Jones also suggested:
that of Johnson’s retweets, a large number of those promoting the message are accounts that clearly align themselves with Trump.
in terms of biographical detail. They are also remarkably on message (won't go into that now until maybe some NLP analysis can be conducted). Anyway, we can conclude that of Johnson's retweets, a large number of those promoting the message are accounts that clearly align
— Marc Owen Jones (@marcowenjones) August 29, 2019
themselves with Trump. In a related analysis, I also conducted the same analysis on the #LeaveOct31. This returned around 14,000 individual accounts and 20,000 tweets. Again, MAGA and Trump are the most popular descriptions within the biographies of accounts tweeting
— Marc Owen Jones (@marcowenjones) August 29, 2019
Jones concluded:
This is large scale analysis so I should re-emphasise a number of the accounts will be legitimate, but I’d wager a significant amount are absolutely not. We know enough now to assume that this type of behaviour is par for the course.
It is sad so little is being done about it. Anyway, be vigilant, and angry, and above all, #StopTheCoup.
Online reaction
Many people responded to Cadwalladr’s comments that people retweeting may be either ‘fake’ and ‘Trumpist’:
https://twitter.com/cbn2/status/1167624238162948098
Bannon / Trump / Farage / Johnson. So obvious it’s ridiculous. Question is who is behind it all, what are they wanting to get out of it and how far are they prepared to go.

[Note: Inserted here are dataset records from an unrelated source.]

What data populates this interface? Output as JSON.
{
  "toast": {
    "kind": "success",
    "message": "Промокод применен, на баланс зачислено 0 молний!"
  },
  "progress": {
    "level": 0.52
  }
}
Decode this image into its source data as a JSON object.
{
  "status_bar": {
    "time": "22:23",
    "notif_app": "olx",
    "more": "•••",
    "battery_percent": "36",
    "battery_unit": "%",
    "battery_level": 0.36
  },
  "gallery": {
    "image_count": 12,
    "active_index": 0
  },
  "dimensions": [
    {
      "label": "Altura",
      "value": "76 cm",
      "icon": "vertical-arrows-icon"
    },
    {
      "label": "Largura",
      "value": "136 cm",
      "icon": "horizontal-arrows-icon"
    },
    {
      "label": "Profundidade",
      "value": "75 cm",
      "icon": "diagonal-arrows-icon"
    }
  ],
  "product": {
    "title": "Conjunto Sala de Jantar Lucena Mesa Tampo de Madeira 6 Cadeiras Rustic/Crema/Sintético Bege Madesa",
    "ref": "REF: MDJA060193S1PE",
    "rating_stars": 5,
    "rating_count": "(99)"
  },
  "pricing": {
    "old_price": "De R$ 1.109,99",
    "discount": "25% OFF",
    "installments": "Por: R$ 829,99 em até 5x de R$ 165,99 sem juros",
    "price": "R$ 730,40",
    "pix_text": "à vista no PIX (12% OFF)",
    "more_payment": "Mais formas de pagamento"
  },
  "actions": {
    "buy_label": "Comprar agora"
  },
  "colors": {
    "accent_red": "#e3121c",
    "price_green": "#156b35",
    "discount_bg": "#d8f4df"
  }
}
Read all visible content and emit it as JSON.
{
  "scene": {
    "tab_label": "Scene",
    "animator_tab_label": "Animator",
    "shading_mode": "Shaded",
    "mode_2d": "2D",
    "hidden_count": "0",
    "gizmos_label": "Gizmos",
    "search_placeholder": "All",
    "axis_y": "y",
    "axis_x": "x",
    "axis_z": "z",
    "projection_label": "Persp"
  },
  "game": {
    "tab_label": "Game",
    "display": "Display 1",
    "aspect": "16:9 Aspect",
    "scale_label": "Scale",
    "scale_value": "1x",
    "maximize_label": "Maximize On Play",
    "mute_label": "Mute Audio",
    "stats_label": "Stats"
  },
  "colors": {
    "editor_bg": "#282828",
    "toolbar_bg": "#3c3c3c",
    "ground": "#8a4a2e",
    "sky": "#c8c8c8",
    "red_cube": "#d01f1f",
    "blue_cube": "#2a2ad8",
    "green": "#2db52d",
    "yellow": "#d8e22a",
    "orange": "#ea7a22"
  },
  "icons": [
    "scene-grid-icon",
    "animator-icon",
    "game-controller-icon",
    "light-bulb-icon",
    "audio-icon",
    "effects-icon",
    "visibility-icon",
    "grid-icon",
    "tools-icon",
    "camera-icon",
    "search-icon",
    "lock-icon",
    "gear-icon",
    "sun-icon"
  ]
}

— Galactic Bloke (@Lego_Yoda) August 30, 2019
I can well believe it, he is acting very Trumpian so faking his support is quite normal for him, he's a proven liar
— Alison Citrine FBPE #resist 🧡 (@alison1928) August 30, 2019
Keep questioning
While Jones’ findings are small in the greater scheme of things, it could be revealing of a far bigger picture. Also, his findings indicate that we need more people conducting this kind of analysis and investigation to counter far-right propaganda.
But even where this level of analysis is not possible, we need people to continuously question them and call them out.